The Chickahominy nation welcomed the first generation of English settlers to what’s now Virginia in the early 1600s, taught the settlers about local crops and winter survival skills, and made land-use treaties with them as the newcomers adjusted to life in the Western Hemisphere.
And because the English were entirely unfaithful allies, the English gave the Chickahominy treachery, war, and repetitive displacement in return. Virginia only formally recognized the Chickahominy as a tribe the year I was born, and the U.S. government doesn’t list them in its register at all. While federal recognition can mean access to some federal funding, there are also great reasons for tribes not to seek governmental recognition: there’s trash in the federal soup.
Sometimes dogs do bite the hands that feed them. Sometimes people we engage as allies are unworthy of our friendship and knowledge. Sometimes their self-centeredness and aggression yields devastation and tragedy; sometimes humans are grossly inhumane.
I didn’t sense much of that history in the Pow-Wow today. This area is in the midst of a major heatwave and heat indexes surpassed 105° this week. So some nations’ dancers went to other events; the exhibition hall was mostly market, food court, and occasional dance; and the crowds were thin.

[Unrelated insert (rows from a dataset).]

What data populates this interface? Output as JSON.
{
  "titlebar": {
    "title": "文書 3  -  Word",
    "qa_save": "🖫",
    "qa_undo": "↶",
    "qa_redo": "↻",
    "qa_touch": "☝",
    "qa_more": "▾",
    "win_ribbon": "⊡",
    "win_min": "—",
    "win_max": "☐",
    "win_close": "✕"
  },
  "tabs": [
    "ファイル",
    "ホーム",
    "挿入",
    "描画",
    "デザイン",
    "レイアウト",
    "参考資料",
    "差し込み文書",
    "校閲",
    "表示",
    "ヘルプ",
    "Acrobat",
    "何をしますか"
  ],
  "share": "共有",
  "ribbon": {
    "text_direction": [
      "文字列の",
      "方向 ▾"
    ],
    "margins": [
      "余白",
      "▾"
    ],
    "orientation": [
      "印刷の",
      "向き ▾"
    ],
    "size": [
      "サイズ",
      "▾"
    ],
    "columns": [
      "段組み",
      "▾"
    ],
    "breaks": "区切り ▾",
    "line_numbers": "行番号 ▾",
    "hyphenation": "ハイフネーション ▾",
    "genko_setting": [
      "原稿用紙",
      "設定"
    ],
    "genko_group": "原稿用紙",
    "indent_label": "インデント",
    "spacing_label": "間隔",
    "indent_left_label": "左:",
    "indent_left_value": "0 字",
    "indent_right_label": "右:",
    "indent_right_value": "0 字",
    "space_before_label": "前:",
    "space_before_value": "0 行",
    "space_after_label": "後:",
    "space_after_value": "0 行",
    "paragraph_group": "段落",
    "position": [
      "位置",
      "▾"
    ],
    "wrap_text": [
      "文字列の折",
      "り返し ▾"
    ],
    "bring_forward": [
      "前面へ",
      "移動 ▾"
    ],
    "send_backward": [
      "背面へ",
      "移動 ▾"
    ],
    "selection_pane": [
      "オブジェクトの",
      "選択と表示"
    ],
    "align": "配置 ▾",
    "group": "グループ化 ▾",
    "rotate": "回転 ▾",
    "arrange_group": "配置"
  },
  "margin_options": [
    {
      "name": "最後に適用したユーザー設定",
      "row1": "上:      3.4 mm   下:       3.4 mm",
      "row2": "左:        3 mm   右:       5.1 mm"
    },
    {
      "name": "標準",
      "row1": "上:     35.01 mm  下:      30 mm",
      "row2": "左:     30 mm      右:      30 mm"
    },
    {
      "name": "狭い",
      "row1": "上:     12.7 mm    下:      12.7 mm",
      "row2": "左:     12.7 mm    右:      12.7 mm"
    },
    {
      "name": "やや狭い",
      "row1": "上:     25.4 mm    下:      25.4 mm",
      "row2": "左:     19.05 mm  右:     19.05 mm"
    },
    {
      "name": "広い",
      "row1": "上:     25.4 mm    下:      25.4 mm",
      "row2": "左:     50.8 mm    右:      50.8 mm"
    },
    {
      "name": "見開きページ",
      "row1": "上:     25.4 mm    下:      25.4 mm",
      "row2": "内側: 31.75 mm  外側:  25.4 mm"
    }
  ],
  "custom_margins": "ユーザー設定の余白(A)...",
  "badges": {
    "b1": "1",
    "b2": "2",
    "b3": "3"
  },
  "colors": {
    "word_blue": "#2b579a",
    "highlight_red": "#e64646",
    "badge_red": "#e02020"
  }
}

It is hard to tell the truth, slant or not, in the thick of summer when school’s out and most people would rather be elsewhere. And people who have given and given and given and received little that’s good in return deserve a day to sell us settlers beads, herbs, and fry bread.
They deserve a day—any day, every day—to help us remember that they’re still here, and that this land is their land.